Greenberg Steven, Christiansen Thomas U
Silicon Speech, Hidden Valley Lake, CA, 95467, USA.
Oticon, Kongebakken 9, DK-2765, Smørum, Denmark.
Atten Percept Psychophys. 2019 May;81(4):884-896. doi: 10.3758/s13414-019-01666-y.
Over a long and distinguished career, Randy Diehl has elucidated the brain mechanisms underlying spoken language processing. The present study touches on two of Randy's central interests, phonetic features and Bayesian statistics. How does the brain go from sound to meaning? Traditional approaches to the study of speech intelligibility and word recognition are unlikely to provide a definitive answer. A finer-grained, Bayesian-inspired approach may help. In this study, listeners identified 11 Danish consonants spoken in a Consonant + Vowel + [l] environment. Each syllable was filtered so that only a portion of the original audio spectrum was presented. Three-quarter-octave bands of speech, centered at 750, 1,500, and 3,000 Hz, were presented individually and in combination. The conditional, posterior probabilities associated with decoding the phonetic-features Voicing, Manner, and Place of Articulation were computed from confusion matrices to delineate the perceptual flow of phonetic information processing. Analysis of the conditional probabilities associated with both correct and incorrect feature decoding suggest that Manner of articulation is linked to the decoding of Voicing (but not vice-versa), and that decoding of Place of articulation is associated with decoding of Manner of articulation (but not the converse). Such feature-decoding asymmetries may reflect processing strategies in which the decoding of lower-level features, such as Voicing and Manner, is leveraged to enhance the recognition of more complex linguistic elements (e.g., phonetic segments, syllables, and words), especially in adverse listening conditions. Such asymmetric feature decoding patterns are consistent with a hierarchical, perceptual flow model of phonetic processing.

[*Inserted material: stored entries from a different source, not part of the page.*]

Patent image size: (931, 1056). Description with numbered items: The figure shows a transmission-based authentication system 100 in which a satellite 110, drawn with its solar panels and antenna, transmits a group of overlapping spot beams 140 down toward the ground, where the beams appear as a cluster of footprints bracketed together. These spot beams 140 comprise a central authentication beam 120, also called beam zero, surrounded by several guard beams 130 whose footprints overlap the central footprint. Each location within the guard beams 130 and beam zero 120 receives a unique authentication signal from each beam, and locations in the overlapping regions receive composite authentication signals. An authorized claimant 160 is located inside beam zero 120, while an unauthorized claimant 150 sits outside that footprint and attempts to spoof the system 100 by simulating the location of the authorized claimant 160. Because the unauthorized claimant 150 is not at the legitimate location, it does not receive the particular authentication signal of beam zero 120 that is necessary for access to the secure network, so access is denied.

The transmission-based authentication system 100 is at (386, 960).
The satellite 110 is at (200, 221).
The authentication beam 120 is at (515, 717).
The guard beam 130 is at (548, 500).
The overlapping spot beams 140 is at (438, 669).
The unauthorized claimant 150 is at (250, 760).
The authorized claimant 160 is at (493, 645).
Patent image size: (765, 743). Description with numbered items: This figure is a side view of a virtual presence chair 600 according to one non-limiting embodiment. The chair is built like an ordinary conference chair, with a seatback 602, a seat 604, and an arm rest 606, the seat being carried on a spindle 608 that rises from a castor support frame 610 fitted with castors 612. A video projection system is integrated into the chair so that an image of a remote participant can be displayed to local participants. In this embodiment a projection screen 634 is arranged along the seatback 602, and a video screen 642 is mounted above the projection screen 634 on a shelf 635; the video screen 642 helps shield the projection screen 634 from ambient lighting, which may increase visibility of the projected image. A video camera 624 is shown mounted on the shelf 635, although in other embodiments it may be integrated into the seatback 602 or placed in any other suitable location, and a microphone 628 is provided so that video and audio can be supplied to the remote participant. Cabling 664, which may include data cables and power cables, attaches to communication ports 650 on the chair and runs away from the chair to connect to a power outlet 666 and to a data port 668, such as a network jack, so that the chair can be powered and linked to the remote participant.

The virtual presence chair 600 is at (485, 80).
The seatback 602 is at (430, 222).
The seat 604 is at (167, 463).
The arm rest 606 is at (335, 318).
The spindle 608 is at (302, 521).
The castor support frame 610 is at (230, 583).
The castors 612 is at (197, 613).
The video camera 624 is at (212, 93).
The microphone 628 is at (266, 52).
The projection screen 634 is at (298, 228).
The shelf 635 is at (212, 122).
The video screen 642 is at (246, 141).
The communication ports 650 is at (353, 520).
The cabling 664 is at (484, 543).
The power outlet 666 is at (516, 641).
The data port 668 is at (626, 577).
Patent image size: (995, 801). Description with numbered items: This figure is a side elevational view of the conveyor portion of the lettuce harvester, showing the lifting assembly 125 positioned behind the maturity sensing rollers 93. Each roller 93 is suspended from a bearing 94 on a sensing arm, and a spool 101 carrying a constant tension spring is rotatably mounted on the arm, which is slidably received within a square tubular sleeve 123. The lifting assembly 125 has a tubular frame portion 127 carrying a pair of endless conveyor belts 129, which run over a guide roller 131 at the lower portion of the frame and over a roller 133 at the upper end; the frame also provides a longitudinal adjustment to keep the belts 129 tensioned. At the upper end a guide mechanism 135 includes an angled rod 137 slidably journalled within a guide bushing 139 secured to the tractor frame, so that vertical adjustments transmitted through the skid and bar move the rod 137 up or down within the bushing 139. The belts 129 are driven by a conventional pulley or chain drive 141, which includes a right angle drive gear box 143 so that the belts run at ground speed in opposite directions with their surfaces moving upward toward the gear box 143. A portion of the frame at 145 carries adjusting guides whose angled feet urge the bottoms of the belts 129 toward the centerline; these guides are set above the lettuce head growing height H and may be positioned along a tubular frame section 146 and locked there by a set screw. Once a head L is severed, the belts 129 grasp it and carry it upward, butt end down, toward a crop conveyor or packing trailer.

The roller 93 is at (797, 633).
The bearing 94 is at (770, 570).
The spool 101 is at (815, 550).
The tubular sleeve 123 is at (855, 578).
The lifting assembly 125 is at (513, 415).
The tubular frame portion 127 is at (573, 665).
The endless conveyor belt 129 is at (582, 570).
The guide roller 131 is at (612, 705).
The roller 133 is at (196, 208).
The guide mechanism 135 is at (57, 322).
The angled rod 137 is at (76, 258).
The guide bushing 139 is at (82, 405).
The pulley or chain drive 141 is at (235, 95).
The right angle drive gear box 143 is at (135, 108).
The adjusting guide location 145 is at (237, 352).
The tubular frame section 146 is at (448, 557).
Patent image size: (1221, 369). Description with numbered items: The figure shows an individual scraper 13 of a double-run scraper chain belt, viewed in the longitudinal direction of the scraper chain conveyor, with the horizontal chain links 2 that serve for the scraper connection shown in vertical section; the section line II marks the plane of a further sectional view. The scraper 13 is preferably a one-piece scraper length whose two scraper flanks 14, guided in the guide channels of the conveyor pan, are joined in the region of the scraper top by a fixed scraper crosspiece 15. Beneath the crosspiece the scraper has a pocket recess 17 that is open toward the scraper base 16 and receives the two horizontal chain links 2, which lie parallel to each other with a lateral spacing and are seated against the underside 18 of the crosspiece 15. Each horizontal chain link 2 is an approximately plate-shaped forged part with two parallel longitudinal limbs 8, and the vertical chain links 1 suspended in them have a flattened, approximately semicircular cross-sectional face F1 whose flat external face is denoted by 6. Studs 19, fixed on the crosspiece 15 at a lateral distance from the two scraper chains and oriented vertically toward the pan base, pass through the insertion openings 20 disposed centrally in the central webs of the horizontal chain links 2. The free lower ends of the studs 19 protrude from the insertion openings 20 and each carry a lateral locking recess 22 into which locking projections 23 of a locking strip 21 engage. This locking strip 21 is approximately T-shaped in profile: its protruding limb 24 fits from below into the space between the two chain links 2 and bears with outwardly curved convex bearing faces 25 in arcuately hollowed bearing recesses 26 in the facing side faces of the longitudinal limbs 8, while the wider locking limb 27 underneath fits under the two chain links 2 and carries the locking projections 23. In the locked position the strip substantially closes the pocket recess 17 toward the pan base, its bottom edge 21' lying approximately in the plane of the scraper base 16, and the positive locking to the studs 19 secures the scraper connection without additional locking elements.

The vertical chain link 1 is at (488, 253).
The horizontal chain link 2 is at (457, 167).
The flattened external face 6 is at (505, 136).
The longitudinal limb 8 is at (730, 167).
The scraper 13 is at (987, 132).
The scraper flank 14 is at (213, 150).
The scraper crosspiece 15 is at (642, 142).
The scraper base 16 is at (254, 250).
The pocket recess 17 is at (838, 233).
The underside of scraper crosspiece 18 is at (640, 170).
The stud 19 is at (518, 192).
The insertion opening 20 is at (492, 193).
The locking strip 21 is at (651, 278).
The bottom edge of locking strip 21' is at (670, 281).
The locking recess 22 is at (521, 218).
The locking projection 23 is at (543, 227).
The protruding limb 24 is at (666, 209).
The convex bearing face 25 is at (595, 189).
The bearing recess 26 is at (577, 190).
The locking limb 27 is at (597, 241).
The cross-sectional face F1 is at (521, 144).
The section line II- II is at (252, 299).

在漫长而卓越的职业生涯中,兰迪·迪尔阐明了口语处理背后的大脑机制。本研究涉及兰迪的两个核心兴趣点:语音特征和贝叶斯统计。大脑是如何从声音转换为意义的?传统的语音清晰度和单词识别研究方法不太可能给出一个明确的答案。一种更精细的、受贝叶斯启发的方法可能会有所帮助。在这项研究中,听众识别了在辅音+元音+[l]环境中说出的11个丹麦辅音。每个音节都经过滤波,以便只呈现原始音频频谱的一部分。以750、1500和3000赫兹为中心的四分之三倍频程语音频段分别单独呈现和组合呈现。根据混淆矩阵计算与解码语音特征浊音、发音方式和发音部位相关的条件后验概率,以描绘语音信息处理的感知流程。对与正确和错误特征解码相关的条件概率的分析表明,发音方式与浊音解码相关(反之则不然),发音部位的解码与发音方式的解码相关(反之则不然)。这种特征解码不对称可能反映了一种处理策略,即利用较低层次特征(如浊音和发音方式)的解码来增强对更复杂语言元素(如语音片段、音节和单词)的识别,尤其是在不利的听力条件下。这种不对称特征解码模式与语音处理的分层感知流模型一致。